An advantage provided by the present method is that the oxidation of calcium sulfite to .alpha.-hemihydrate gypsum is an exothermic reaction. Thus, once the oxidation reaction has been initiated, the elevated temperature required to produce .alpha.-hemihydrate gypsum is maintained by the exothermic reaction. This is a distinct advantage over processes that produce .alpha.-hemihydrate gypsum from calcium sulfate, since those processes require a continuous supply of heat energy to effect the conversion, which is not exothermic. In addition, the exotherm provided by the present method in a sealed oxidation vessel also provides a portion of the pressure needed to maintain the conversion to .alpha.-hemihydrate gypsum."

----------------------

And, thus, again, the energy efficiencies made possible by the exothermic reactions are emphasized.

In sum, it is an economical process for converting one product often labeled as "waste", arising from our essential use of Coal in the generation of electrical power, into a material, synthetic Gypsum, which can then be combined with another by-product of our Coal use, Fly Ash, as explained in our above-cited report concerning "United States Patent 5,766,339 - Producing Cement from a Flue Gas Desulfurization Waste", to make a direct replacement for energy-intensive Portland Cement, a product which, as we have explained and as we will further document in coming reports, entails the generation of large amount of Carbon Dioxide in its manufacture.

In addition, although we do have some domestic US natural Gypsum production, the nearest source to West Virginia and Pennsylvania that we're aware of, whether or not it's still in operation, is in the state of Indiana.

There might be one Gypsum quarry still operating in Michigan.

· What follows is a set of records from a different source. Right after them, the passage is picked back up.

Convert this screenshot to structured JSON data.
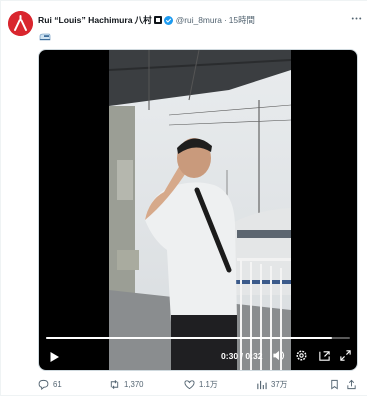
{
  "tweet": {
    "author": {
      "display_name": "Rui “Louis” Hachimura",
      "kanji": "八村",
      "handle": "@rui_8mura",
      "time": "15時間",
      "avatar_icon": "hachimura-logo-icon",
      "verified_color": "#1d9bf0"
    },
    "text_emoji": "train-emoji-icon",
    "video": {
      "progress_fraction": 0.94,
      "timecode": "0:30 / 0:32"
    },
    "actions": {
      "replies": "61",
      "retweets": "1,370",
      "likes": "1.1万",
      "views": "37万"
    }
  },
  "colors": {
    "brand_red": "#d9262e",
    "text_secondary": "#536471",
    "verified_blue": "#1d9bf0"
  }
}
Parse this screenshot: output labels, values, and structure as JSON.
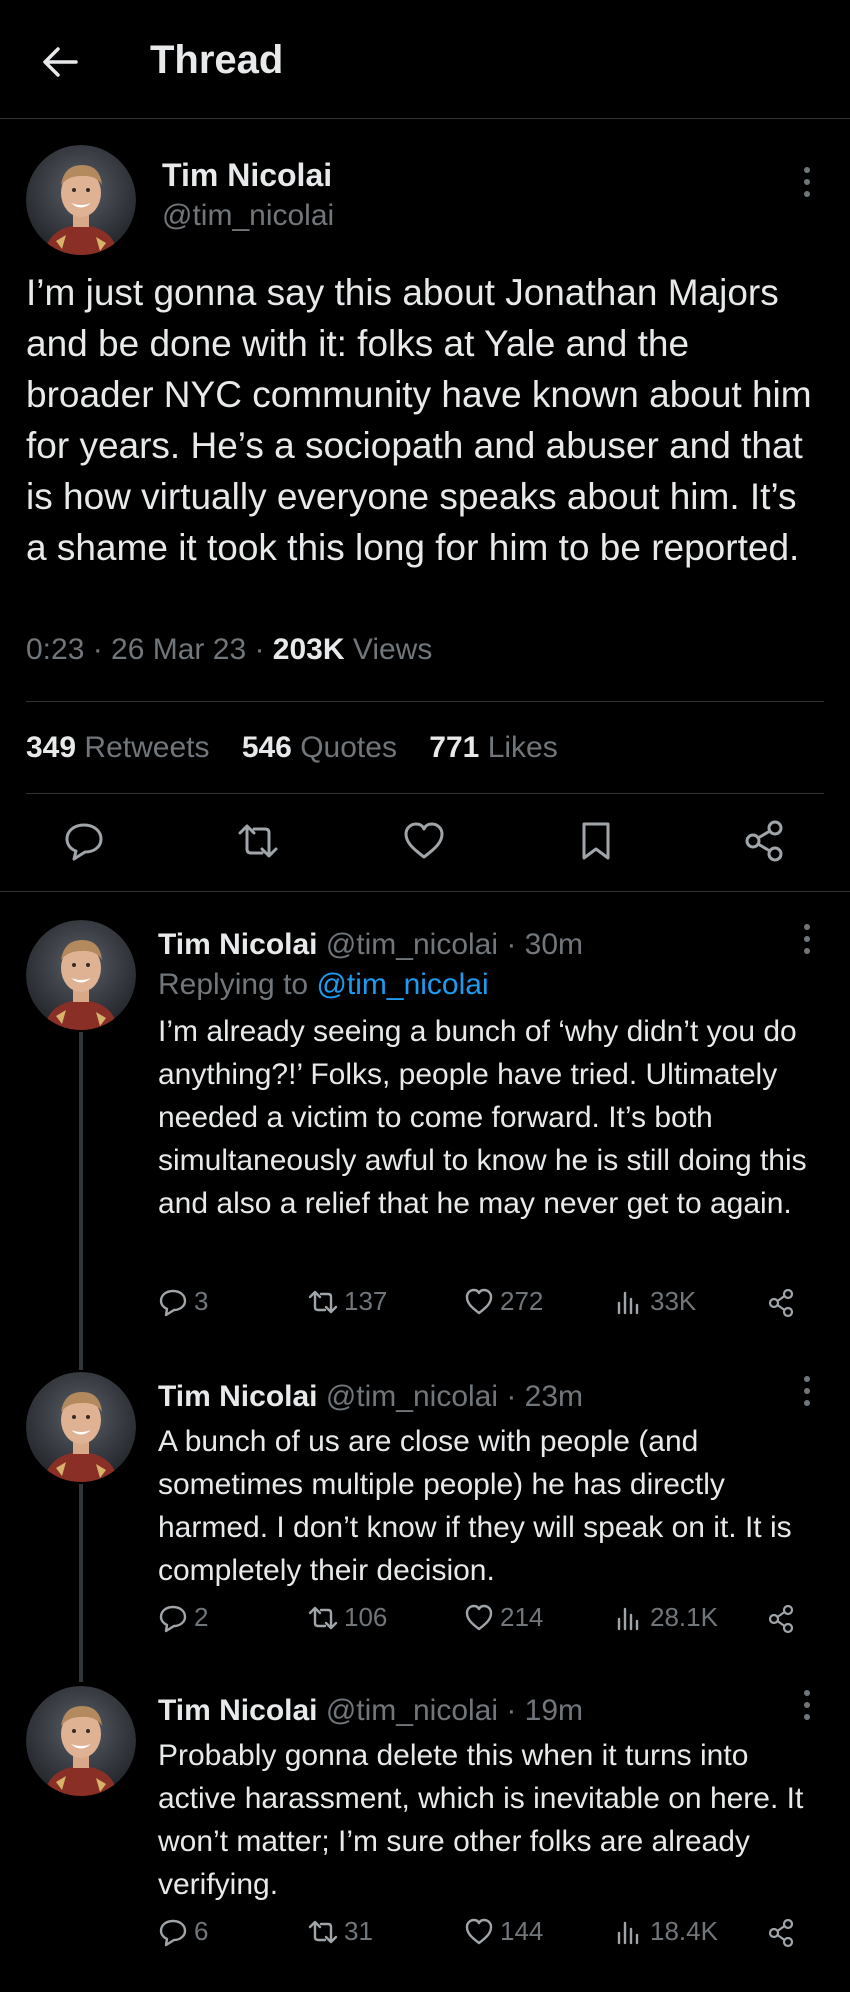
{
  "header": {
    "title": "Thread"
  },
  "main_tweet": {
    "name": "Tim Nicolai",
    "handle": "@tim_nicolai",
    "text": "I’m just gonna say this about Jonathan Majors and be done with it: folks at Yale and the broader NYC community have known about him for years. He’s a sociopath and abuser and that is how virtually everyone speaks about him. It’s a shame it took this long for him to be reported.",
    "time": "0:23 · 26 Mar 23 · ",
    "views": "203K",
    "views_label": " Views",
    "retweets": "349",
    "retweets_label": "Retweets",
    "quotes": "546",
    "quotes_label": "Quotes",
    "likes": "771",
    "likes_label": "Likes"
  },
  "replies": [
    {
      "name": "Tim Nicolai",
      "handle": "@tim_nicolai · 30m",
      "replying_prefix": "Replying to ",
      "replying_to": "@tim_nicolai",
      "text": "I’m already seeing a bunch of ‘why didn’t you do anything?!’ Folks, people have tried. Ultimately needed a victim to come forward. It’s both simultaneously awful to know he is still doing this and also a relief that he may never get to again.",
      "replies": "3",
      "retweets": "137",
      "likes": "272",
      "views": "33K"
    },
    {
      "name": "Tim Nicolai",
      "handle": "@tim_nicolai · 23m",
      "text": "A bunch of us are close with people (and sometimes multiple people) he has directly harmed. I don’t know if they will speak on it. It is completely their decision.",
      "replies": "2",
      "retweets": "106",
      "likes": "214",
      "views": "28.1K"
    },
    {
      "name": "Tim Nicolai",
      "handle": "@tim_nicolai · 19m",
      "text": "Probably gonna delete this when it turns into active harassment, which is inevitable on here. It won’t matter; I’m sure other folks are already verifying.",
      "replies": "6",
      "retweets": "31",
      "likes": "144",
      "views": "18.4K"
    }
  ],
  "colors": {
    "background": "#000000",
    "text": "#e7e9ea",
    "muted": "#71767b",
    "link": "#1d9bf0",
    "border": "#2f3336"
  }
}
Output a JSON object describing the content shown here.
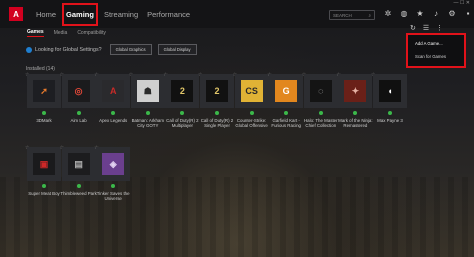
{
  "topbar": {
    "logo_text": "A",
    "nav": [
      {
        "label": "Home",
        "active": false
      },
      {
        "label": "Gaming",
        "active": true
      },
      {
        "label": "Streaming",
        "active": false
      },
      {
        "label": "Performance",
        "active": false
      }
    ],
    "search_placeholder": "SEARCH",
    "icons": [
      "bug-icon",
      "web-icon",
      "star-icon",
      "bell-icon",
      "gear-icon",
      "profile-icon"
    ]
  },
  "subnav": [
    "Games",
    "Media",
    "Compatibility"
  ],
  "prompt": {
    "text": "Looking for Global Settings?",
    "buttons": [
      "Global Graphics",
      "Global Display"
    ]
  },
  "section_label": "Installed (14)",
  "games": [
    {
      "name": "3DMark",
      "color": "#1d1e22",
      "glyph": "➚",
      "fg": "#e67a2c"
    },
    {
      "name": "Aim Lab",
      "color": "#1b1b1d",
      "glyph": "◎",
      "fg": "#e14838"
    },
    {
      "name": "Apex Legends",
      "color": "#2a2a2d",
      "glyph": "A",
      "fg": "#c92b28"
    },
    {
      "name": "Batman: Arkham City GOTY",
      "color": "#cfcfcf",
      "glyph": "☗",
      "fg": "#2a2a2a"
    },
    {
      "name": "Call of Duty(R) 2 Multiplayer",
      "color": "#111",
      "glyph": "2",
      "fg": "#e3c86a"
    },
    {
      "name": "Call of Duty(R) 2 Single Player",
      "color": "#111",
      "glyph": "2",
      "fg": "#e3c86a"
    },
    {
      "name": "Counter-Strike: Global Offensive",
      "color": "#e0b235",
      "glyph": "CS",
      "fg": "#2a2a2a"
    },
    {
      "name": "Garfield Kart - Furious Racing",
      "color": "#e2871e",
      "glyph": "G",
      "fg": "#fff"
    },
    {
      "name": "Halo: The Master Chief Collection",
      "color": "#141414",
      "glyph": "◌",
      "fg": "#d9d9d9"
    },
    {
      "name": "Mark of the Ninja: Remastered",
      "color": "#6a2018",
      "glyph": "✦",
      "fg": "#e6b1a4"
    },
    {
      "name": "Max Payne 3",
      "color": "#101010",
      "glyph": "◖",
      "fg": "#ffffff"
    },
    {
      "name": "Super Meat Boy",
      "color": "#1a1a1c",
      "glyph": "▣",
      "fg": "#cf2828"
    },
    {
      "name": "Thimbleweed Park",
      "color": "#1c1c1e",
      "glyph": "▤",
      "fg": "#aaaaaa"
    },
    {
      "name": "Tinker Saves the Universe",
      "color": "#6a3f8e",
      "glyph": "◈",
      "fg": "#e3d2f2"
    }
  ],
  "games_extra_labels": {
    "batman": "Batman: Arkham City GOTY",
    "cod2mp": "Call of Duty(R) 2 Multiplayer",
    "cod2sp": "Call of Duty(R) 2 Single Player",
    "csgo": "Counter-Strike: Global Offensive",
    "garfield": "Garfield Kart - Furious Racing",
    "halo": "Halo: The Master Chief Collection",
    "ninja": "Mark of the Ninja: Remastered",
    "maxpayne": "Max Payne 3",
    "smb": "Super Meat Boy",
    "thimble": "Thimbleweed Park",
    "tinker": "Tinker Saves the Universe"
  },
  "dropdown": [
    "Add A Game...",
    "Scan for Games"
  ],
  "right_controls": [
    "refresh-icon",
    "list-view-icon",
    "more-options-icon"
  ]
}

That last one in Ohio closed in 2005.

Otherwise, the natural Gypsum used in our Coal Country cement plants is likely imported from Canada.

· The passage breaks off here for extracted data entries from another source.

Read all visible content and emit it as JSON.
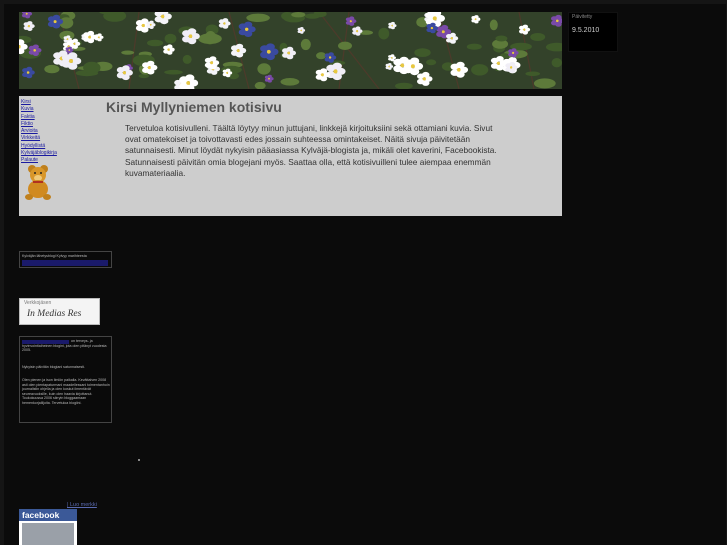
{
  "date_box": {
    "label": "Päivitetty",
    "date": "9.5.2010"
  },
  "nav": {
    "items": [
      "Kirsi",
      "Kuvia",
      "Faktia",
      "Fiktio",
      "Arvioita",
      "Virkkeitä",
      "Hyödyllistä",
      "Kylväjäblogikirja",
      "Palaute"
    ]
  },
  "main": {
    "title": "Kirsi Myllyniemen kotisivu",
    "intro": "Tervetuloa kotisivulleni. Täältä löytyy minun juttujani, linkkejä kirjoituksiini sekä ottamiani kuvia. Sivut ovat omatekoiset ja toivottavasti edes jossain suhteessa omintakeiset. Näitä sivuja päivitetään satunnaisesti. Minut löydät nykyisin pääasiassa Kylväjä-blogista ja, mikäli olet kaverini, Facebookista. Satunnaisesti päivitän omia blogejani myös. Saattaa olla, että kotisivuilleni tulee aiempaa enemmän kuvamateriaalia."
  },
  "sidebar": {
    "box1_text": "Kylväjän lähetysblogi Kylvyy marihteesta",
    "medias_small": "Verkkojäsen",
    "medias_logo": "In Medias Res",
    "box3_p1": "on terveys- ja hyvinvointiaiheinen blogini, jota olen pitänyt vuodesta 2005.",
    "box3_p2": "Nykyisin päivitän blogiani satunnaisesti.",
    "box3_p3": "Olen pienen ja ison ilmiön paikalla. Kevättalven 2008 asti olen pientapaturmani maadellessani toimentanhoin journalistin ohjella ja olen koskut ilmentävät seureavuoksille, kuin olen haavia kirjottanut. Toukokuussa 2006 siirryin bloggaamaan hemenkorjailijoita. Tervetuloa blogiini."
  },
  "footer": {
    "add_link": "| Luo merkki",
    "facebook_label": "facebook"
  },
  "colors": {
    "page_bg": "#0b0b0b",
    "content_bg": "#cdcdcd",
    "link": "#1a1aa0",
    "facebook": "#3b5998"
  }
}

More info concerning the current and potential Gypsum supply and demand picture can be had from our United States Geologic Survey, via the link:

http://minerals.usgs.gov/minerals/pubs/commodity/gypsum/320400.pdf; concerning the: "U.S. Geological Survey, Mineral Commodity Summaries, January 2010; Gypsum is one of the most widely used minerals in the world. In the United States, most gypsum is used to manufacture wallboard for homes, offices, and commercial buildings. Worldwide, gypsum is used in portland cement, which is used in concrete for
highways, bridges, buildings, and many other structures that are part of our everyday life. Gypsum is also extensively used as a soil conditioner on large tracts of land in suburban areas and in agricultural regions.

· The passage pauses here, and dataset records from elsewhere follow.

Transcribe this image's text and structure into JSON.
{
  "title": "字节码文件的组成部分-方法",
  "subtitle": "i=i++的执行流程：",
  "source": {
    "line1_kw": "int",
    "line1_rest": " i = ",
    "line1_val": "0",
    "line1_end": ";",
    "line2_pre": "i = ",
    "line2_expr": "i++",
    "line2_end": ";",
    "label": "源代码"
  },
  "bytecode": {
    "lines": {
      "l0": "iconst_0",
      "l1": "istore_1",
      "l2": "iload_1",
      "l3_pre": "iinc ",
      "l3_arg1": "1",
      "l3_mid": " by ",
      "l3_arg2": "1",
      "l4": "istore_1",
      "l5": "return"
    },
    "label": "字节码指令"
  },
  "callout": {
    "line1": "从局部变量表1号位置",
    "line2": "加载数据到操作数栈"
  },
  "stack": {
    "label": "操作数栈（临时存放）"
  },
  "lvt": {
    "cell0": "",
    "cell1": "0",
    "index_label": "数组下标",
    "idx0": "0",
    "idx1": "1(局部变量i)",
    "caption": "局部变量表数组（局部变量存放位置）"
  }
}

Gypsum has no practical substitute in the manufacturing of portland cement. Synthetic gypsum generated by various industrial processes, including flue gas desulfurization of smokestack emissions, is very important as a substitute for mined gypsum in wallboard manufacturing, cement production, and agricultural applications (in descending tonnage order). In 2009, synthetic gypsum accounted for 57% of the total domestic gypsum supply";

wherein we, surprisingly, learn that "synthetic gypsum", as perhaps made via the process of our subject herein, "US Patent 5,312,609 - Sulfur Dioxide Removal from Gaseous Streams with Gypsum Product Formation", from Coal-fired power plant exhaust gases, already makes up better than half of the Gypsum produced in the United States of America.

Far past time we, all of us who actually, truly do, give a hoot, got off our cans and, publicly, went after the rest of it, before all of those suspect groups seemingly allied against Coal convince the rest of the nation that Coal is nothing but "dirty", and doesn't have anything to offer anyone but pollution and poverty.

Synthetic Gypsum offers us the opportunity not only to clean up our act and quiet some of our critics, but, to make a little money while we do so.